In respect of these developments, it is possible to establish a direct link between this study and each of the three large format versions. Firstly, the bathers themselves, both in terms of their number and poses, clearly evoke the first Dr Barnes version, in which each of them can be identified. The general arrangement of the figures on the canvas, meanwhile, halfway between the frieze and the two pyramid-shaped groups, alludes to the middle version owned by the National Gallery. Finally, the importance given to the landscape, both in terms of the space allocated to it and the special attention paid to the tonality of the water, sky and foliage, creating a feeling of depth with the greatest possible minimalism, is reminiscent of the Philadelphia version. The architectural outline on the far bank is also similar to that version, which is the only one to depict the church and the village in the background.
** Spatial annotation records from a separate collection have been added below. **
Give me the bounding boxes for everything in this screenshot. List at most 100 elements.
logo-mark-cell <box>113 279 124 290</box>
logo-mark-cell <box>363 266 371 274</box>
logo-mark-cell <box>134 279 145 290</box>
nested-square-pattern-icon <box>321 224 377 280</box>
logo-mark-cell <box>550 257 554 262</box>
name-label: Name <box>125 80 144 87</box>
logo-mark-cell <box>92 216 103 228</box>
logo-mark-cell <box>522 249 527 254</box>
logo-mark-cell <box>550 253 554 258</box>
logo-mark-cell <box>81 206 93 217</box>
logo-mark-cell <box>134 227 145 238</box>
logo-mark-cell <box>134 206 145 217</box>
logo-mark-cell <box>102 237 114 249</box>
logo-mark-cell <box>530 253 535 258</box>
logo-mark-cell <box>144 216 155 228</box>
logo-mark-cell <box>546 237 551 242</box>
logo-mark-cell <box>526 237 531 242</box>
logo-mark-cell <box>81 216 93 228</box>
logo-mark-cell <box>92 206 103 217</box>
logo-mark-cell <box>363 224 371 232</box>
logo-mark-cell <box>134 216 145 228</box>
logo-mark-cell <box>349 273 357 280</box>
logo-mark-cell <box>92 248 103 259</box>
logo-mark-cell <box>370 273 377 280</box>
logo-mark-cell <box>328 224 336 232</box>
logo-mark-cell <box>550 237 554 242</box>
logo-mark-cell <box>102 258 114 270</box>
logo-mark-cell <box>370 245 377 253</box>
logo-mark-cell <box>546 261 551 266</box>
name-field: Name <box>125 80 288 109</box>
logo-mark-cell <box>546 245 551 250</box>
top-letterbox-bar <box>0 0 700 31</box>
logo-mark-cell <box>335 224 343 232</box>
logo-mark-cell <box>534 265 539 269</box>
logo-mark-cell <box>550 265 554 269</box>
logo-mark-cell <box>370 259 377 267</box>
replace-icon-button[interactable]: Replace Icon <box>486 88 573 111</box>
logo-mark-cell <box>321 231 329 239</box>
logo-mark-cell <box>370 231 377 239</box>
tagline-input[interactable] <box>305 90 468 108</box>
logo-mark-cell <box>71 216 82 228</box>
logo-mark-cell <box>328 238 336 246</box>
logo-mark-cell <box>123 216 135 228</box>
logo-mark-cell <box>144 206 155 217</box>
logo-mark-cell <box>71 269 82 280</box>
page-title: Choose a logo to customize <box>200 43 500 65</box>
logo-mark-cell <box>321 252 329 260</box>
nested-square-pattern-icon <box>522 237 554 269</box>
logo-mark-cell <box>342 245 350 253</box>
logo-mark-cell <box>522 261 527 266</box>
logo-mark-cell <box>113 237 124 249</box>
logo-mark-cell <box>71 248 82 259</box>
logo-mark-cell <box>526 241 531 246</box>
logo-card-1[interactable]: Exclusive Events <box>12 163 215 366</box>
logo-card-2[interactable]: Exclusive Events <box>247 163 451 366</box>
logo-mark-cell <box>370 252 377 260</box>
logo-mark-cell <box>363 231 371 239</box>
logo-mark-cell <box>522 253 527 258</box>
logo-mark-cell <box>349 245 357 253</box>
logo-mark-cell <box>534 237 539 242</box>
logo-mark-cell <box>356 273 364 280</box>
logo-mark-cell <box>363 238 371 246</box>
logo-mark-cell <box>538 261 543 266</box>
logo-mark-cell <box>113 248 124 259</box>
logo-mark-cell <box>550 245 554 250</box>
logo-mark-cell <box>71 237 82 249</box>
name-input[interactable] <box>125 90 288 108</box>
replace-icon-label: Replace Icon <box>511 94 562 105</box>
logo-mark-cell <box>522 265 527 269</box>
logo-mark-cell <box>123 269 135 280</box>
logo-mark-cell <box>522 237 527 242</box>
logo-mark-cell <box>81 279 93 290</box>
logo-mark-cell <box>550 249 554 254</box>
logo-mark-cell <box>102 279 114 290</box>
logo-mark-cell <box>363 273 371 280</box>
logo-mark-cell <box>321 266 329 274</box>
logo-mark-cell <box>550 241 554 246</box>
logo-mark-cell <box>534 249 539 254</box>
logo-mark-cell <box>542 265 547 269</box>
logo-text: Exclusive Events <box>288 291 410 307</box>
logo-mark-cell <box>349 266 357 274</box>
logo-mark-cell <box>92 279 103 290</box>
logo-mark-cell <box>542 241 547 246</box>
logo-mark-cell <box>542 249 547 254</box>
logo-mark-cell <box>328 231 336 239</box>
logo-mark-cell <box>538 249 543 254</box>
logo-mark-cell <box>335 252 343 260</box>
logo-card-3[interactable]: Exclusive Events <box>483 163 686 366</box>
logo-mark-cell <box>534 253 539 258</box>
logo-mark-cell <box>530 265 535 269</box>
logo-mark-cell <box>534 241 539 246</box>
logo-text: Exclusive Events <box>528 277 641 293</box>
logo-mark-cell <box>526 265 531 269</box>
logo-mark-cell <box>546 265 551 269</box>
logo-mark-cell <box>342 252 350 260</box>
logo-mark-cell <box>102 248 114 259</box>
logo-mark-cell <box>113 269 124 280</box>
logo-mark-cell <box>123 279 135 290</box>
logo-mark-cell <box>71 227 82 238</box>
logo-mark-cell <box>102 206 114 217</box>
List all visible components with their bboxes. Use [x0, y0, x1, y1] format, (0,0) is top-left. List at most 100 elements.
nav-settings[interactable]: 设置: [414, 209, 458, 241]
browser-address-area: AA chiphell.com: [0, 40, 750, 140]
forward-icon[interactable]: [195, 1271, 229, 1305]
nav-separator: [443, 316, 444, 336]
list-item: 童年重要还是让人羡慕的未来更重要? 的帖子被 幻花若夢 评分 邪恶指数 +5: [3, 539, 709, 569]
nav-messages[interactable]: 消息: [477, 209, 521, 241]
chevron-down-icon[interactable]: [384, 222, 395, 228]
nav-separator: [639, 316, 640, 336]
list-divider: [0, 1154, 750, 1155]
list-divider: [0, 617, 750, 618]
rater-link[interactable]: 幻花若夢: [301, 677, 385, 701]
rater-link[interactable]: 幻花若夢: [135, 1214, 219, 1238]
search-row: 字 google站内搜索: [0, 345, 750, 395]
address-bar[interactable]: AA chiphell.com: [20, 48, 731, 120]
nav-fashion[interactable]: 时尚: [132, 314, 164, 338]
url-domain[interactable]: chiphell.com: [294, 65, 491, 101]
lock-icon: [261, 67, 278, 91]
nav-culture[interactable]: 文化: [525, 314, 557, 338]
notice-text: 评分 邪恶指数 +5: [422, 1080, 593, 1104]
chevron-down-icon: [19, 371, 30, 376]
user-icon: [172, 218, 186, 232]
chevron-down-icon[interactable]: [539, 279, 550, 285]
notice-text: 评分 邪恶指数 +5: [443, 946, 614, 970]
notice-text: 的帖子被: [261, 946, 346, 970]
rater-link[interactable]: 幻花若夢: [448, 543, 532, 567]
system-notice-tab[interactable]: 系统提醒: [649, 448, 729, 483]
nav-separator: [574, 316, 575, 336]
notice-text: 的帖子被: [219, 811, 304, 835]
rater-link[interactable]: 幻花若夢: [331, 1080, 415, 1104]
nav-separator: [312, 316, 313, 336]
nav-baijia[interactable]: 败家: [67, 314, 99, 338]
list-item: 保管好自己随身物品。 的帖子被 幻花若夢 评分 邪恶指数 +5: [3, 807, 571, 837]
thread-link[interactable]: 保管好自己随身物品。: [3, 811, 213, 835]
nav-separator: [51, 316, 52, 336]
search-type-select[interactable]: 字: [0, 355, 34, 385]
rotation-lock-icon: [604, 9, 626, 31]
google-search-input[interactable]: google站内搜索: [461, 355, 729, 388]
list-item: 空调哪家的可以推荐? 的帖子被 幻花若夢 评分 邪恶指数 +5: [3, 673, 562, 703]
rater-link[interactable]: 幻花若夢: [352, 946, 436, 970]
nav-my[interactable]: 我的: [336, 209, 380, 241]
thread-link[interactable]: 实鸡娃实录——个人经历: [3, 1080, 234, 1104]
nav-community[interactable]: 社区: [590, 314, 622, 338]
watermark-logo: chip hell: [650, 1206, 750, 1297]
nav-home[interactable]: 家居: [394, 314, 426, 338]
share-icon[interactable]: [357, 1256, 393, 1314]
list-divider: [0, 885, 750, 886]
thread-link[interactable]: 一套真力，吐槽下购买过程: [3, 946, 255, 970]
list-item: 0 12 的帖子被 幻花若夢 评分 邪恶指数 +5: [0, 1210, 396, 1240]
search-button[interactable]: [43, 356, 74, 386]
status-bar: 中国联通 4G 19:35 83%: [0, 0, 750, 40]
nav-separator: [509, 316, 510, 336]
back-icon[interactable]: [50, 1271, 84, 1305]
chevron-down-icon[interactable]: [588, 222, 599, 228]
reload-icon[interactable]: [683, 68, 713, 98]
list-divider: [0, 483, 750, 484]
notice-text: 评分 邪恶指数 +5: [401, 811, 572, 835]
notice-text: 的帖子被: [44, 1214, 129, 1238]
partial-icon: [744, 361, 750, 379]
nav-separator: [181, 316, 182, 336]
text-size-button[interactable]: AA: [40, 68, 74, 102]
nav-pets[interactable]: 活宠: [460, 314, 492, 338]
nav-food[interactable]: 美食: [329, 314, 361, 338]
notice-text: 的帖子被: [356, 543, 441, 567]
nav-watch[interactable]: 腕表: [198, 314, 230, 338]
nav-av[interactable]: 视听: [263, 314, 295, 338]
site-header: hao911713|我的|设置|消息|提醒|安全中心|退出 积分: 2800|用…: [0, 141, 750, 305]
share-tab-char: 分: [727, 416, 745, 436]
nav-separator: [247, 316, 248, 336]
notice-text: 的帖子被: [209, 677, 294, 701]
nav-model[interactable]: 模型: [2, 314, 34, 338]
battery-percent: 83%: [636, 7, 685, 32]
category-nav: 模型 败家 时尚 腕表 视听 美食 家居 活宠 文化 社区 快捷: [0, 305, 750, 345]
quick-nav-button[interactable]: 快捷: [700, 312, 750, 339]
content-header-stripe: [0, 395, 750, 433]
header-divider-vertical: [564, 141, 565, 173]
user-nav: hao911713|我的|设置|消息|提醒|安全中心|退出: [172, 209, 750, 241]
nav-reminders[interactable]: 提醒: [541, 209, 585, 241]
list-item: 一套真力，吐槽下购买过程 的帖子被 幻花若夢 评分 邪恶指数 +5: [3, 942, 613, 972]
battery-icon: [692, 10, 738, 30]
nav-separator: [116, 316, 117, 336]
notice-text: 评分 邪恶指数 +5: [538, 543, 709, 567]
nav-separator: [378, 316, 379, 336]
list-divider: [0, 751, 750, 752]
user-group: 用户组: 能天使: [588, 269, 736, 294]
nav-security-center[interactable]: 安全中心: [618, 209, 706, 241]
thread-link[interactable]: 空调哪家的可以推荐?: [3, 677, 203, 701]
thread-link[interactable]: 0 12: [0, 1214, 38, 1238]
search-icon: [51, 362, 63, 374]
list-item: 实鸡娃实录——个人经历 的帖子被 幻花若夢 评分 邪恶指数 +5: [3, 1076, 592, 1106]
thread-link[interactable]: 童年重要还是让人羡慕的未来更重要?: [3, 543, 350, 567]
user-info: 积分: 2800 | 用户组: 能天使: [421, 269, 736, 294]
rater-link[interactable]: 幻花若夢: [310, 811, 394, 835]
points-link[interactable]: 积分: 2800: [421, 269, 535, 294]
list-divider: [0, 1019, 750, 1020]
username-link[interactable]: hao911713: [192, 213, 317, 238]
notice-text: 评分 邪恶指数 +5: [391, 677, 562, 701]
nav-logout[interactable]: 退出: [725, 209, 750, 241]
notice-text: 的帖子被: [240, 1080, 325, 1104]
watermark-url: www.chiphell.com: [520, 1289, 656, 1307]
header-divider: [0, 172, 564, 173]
Purchased in 1961 by the grandfather of the current owner from Parisian dealer Otto Wertheimer, this oil has never been exhibited since. According to a letter found in the collector's correspondence, Otto Wertheimer acquired this work personally from the estate of Ambroise Vollard in the early 1950s. This provenance, limited to three successive owners, has contributed to preserving the freshness of this work, which has remained unknown to the general public until now.